The Difford and Tilbrook Songbook Tour 2019, or in some quarters The Squeeze Songbook Tour 2019, delivered music craftsmen Chris Difford and Glenn Tilbrook and their bandmates to the concert hall at The John F. Kennedy Center for the Performing Arts on Aug. 17, as it has done across the United States this summer, for a thrilling account of the gentlemen’s greatest hits.

And hit these songs do with their irresistible hooks and clever wordplay. Squeeze paced through 22 of those songs, favoring selections from 1979’s Cool for Cats and 1981’s East Side Story — the band’s second and fourth albums respectively. Still, people at The Kennedy Center were on their feet early thanks to a one-two punch from Babylon and On, 1987’s terrific seventh Squeeze album, as the seven-piece band hit “Footprints” and especially “Hourglass” in the opening numbers.

Many people jumped to their feet for “Hourglass” and stayed there for the rest of the show, particularly as Chris and Glenn and company followed it with “Pulling Mussels (From the Shell),” perhaps to many the quintessential Squeeze song. Frontman Glenn Tilbrook reached deep and tapped into a well of emotion. Glenn’s formidable range fueled songs dramatic and humorous, as he furiously galloped nonstop on his guitar. The tireless singer was a joy to behold as he pounded a fist or a foot in time to the beat.

Stream Greatest Hits by Squeeze on Spotify:

Well all of that excitement occurred only in the first four songs! Squeeze began to sprinkle in the aforementioned songs from East Side Story for a bit of love and tenderness — even if it goes awry in “Tempted,” which appeared two-thirds through the show. More my speed were the selections from the smashing Cool for Cats. Chris Difford belted out the title track in its familiar sing-song manner shortly after the halfway point of the show, and the entire audience again broke out into dancing.

Few songs highlight the capacity of Squeeze to employ words for effect as “Cool for Cats,” which visits a number of situations that collapse into calamity, including those of the song’s narrator as he attempts to navigate London nightlife as a single man. Folks partook in a similar joy in singing along with Chris, and the variations in pantomime by the crowd to illustrate the various interludes of the song were almost as endlessly entertaining as the number itself.

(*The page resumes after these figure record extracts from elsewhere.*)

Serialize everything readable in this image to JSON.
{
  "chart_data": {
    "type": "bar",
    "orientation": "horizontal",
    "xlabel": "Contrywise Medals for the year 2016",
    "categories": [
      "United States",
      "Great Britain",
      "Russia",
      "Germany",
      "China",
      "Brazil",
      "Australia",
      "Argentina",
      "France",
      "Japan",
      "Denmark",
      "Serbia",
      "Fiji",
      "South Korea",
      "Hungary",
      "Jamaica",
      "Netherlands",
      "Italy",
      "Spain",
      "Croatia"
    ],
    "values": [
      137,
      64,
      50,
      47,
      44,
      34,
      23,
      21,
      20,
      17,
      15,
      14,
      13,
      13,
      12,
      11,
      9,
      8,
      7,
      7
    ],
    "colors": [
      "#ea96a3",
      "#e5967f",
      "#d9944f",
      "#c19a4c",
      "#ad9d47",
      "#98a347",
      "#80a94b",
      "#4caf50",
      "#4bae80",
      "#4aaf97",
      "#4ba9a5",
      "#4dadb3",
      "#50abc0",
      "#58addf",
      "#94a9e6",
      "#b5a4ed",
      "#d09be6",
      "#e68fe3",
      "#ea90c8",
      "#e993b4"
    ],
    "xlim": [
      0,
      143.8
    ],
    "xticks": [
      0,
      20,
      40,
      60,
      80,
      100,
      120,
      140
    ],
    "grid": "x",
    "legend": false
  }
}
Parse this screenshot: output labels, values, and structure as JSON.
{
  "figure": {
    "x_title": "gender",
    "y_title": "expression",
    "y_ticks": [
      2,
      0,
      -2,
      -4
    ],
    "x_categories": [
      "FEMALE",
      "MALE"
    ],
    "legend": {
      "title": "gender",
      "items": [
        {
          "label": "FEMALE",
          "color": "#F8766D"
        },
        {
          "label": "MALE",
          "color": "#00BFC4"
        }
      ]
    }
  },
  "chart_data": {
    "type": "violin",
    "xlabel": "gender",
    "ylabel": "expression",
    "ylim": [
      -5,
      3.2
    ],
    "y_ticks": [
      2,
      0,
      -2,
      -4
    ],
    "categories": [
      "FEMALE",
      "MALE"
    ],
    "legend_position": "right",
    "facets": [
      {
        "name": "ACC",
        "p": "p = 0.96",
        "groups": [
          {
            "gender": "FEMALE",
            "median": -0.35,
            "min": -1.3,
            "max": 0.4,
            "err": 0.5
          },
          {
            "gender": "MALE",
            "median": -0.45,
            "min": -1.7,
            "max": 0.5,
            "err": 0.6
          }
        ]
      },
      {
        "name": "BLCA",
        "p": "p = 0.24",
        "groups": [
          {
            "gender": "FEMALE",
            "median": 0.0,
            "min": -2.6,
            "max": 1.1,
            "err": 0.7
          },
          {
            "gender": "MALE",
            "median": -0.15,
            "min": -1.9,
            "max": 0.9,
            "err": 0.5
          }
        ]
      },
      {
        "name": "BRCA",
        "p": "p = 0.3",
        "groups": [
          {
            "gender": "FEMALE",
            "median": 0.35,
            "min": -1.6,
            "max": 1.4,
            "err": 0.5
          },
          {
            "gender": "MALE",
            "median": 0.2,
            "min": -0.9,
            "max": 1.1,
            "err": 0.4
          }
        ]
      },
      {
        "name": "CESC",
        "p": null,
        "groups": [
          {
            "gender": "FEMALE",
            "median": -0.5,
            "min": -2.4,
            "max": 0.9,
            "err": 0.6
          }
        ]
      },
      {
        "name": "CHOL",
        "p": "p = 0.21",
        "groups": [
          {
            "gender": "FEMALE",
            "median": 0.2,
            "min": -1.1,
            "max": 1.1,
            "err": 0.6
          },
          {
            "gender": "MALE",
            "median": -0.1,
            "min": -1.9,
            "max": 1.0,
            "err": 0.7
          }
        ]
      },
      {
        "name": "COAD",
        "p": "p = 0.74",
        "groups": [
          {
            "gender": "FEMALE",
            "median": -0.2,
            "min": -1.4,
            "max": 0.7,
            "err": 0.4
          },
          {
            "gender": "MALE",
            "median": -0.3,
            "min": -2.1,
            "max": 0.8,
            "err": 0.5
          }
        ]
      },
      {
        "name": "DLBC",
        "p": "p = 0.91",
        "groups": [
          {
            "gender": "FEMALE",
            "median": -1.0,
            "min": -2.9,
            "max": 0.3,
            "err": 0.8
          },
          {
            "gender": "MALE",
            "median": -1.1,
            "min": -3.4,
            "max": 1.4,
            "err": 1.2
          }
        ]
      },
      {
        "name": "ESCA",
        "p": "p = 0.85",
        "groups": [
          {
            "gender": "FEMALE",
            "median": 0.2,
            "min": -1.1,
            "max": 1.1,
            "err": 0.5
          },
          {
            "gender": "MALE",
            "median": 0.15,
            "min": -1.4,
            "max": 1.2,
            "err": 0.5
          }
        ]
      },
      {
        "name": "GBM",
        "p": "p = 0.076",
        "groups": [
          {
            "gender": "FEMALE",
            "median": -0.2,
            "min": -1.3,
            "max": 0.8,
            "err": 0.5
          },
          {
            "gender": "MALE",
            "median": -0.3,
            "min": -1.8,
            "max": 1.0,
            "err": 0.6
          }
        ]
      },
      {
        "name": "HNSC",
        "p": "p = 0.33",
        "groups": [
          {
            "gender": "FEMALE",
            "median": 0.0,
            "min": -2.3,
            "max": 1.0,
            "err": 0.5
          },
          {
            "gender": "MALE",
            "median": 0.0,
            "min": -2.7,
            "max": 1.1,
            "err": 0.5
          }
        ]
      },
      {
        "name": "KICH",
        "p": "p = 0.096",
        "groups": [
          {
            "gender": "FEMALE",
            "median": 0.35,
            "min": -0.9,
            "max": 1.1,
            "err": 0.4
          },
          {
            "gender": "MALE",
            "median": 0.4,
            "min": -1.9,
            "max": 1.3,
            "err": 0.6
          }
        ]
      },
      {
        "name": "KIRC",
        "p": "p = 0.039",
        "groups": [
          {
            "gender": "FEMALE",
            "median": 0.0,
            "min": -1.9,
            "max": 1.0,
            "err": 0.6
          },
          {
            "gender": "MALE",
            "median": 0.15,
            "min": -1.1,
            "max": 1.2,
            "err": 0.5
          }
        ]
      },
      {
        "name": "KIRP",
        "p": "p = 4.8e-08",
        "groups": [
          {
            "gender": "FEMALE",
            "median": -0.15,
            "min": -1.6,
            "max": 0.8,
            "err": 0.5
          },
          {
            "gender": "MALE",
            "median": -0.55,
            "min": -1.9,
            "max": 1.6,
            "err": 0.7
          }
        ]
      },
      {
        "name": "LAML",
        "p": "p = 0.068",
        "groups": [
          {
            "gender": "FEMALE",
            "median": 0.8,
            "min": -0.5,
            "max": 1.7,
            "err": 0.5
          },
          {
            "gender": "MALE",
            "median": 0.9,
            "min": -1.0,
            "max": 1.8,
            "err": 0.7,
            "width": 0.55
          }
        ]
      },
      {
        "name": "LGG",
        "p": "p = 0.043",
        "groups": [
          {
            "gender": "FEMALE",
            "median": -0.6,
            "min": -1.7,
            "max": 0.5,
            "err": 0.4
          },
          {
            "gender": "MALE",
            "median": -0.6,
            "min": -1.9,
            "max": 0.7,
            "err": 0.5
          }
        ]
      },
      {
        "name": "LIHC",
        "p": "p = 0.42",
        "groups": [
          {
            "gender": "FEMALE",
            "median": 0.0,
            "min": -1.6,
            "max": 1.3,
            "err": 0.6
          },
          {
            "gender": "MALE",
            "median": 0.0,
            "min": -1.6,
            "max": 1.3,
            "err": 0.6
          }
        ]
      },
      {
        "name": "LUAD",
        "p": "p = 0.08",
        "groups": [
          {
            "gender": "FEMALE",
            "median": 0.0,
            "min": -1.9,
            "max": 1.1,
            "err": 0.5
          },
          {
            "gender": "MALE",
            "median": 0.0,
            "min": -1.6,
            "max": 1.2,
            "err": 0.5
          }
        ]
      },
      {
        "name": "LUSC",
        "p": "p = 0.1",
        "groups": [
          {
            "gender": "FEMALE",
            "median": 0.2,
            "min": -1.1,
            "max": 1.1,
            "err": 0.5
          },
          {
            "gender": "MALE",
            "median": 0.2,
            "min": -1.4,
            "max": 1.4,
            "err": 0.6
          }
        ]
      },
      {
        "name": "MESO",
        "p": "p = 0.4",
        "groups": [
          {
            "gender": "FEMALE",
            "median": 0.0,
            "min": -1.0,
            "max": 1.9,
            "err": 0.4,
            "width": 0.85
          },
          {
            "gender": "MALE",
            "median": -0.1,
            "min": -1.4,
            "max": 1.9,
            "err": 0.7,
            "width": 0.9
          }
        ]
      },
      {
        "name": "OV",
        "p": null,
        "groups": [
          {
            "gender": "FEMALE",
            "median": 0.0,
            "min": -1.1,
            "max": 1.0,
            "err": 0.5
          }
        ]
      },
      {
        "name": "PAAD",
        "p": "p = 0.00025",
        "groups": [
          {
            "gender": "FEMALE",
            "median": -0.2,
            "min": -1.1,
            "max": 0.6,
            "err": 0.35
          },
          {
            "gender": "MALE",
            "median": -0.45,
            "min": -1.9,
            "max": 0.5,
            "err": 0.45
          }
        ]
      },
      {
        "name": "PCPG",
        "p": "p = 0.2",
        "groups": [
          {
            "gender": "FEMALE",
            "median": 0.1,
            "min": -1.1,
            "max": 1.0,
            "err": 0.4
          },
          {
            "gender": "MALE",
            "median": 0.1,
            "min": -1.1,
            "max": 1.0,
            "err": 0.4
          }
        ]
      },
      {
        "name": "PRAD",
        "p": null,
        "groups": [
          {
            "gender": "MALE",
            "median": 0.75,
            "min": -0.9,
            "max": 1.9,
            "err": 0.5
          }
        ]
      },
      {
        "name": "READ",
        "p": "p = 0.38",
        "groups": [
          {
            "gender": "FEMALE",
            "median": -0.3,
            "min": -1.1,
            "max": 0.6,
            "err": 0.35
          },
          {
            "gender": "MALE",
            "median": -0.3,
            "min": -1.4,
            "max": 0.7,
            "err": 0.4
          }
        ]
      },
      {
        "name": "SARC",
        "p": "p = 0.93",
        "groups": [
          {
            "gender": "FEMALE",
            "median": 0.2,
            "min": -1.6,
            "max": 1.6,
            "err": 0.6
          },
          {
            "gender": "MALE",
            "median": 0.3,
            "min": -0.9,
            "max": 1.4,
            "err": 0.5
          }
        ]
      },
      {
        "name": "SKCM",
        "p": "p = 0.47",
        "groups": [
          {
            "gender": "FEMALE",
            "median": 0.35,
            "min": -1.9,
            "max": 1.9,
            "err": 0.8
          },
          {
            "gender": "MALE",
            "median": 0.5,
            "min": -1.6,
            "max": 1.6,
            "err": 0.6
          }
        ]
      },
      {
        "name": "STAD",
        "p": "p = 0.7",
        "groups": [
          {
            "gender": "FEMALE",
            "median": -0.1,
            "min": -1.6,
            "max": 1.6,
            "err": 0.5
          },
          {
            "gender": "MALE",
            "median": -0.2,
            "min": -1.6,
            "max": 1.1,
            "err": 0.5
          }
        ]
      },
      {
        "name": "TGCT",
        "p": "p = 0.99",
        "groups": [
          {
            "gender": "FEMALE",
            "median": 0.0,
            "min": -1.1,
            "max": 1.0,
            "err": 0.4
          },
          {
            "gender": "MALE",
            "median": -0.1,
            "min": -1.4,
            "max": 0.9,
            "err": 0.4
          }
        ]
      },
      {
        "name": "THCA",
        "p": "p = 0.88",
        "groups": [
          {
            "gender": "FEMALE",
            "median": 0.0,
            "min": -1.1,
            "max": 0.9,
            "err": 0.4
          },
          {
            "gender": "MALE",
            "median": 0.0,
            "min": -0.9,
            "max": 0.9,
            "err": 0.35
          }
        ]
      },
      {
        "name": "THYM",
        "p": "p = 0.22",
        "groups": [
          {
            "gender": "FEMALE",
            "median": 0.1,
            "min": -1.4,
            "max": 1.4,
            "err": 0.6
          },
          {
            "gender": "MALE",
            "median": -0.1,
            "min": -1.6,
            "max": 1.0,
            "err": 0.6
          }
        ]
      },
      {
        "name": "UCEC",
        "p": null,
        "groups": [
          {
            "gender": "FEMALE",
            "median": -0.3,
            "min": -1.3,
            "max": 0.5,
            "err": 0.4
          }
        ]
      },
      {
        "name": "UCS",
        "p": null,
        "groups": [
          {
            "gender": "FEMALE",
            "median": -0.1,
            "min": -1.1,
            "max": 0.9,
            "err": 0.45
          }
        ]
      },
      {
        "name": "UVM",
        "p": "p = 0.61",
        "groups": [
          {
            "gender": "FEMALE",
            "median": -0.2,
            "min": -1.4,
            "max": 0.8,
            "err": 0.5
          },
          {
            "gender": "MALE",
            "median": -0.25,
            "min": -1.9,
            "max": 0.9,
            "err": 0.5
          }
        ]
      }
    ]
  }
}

The current lineup of Squeeze include some players that have largely been there since Squeeze’s most recent reformation in 2007 — most notably drummer Simon Hanson and keyboardist Stephen Large. Simon appears as if born to play in Squeeze, and the gentleman punk delivered a furious kinetic energy to Squeeze staples like “Annie Get Your Gun,” “Goodbye Girl,” and “Take Me I’m Yours,” the latter of which began the three-song encore.

Dapper Stephen was light on the keys as he propelled breezy songs through the air into our ears — particularly numbers from Cradle to the Grave and The Knowledge, the last two Squeeze albums and records to which Stephen and Simon were key contributors. It may well be the Difford and Tilbrook Songbook, but Stephen added class and style to “Innonence in Paradise” and “Cradle to the Grave,” among other numbers.

Well, all of Squeeze proved again to be consummate professionals who put on a highly enjoyable show, and you’ll be missing out just as the narrator of “Black Coffee in Bed” yearns still for that love “now she’s gone.” Many Squeeze shows are sold out on this 2019 tour, but they remain in the United States for another month, appearing tonight, Aug. 22, at The Stone Pony in Asbury Park, New Jersey, and closing on Sept. 22 in Atlanta.

Visit Squeeze’s website for more tourdates and music! 

I’ve been thrilled to see them in DC for three out of the last four years, and I would love for this to be an annual event. Please keep the Squeeze songbook alive, Glenn and Chris, and we will see you again soon?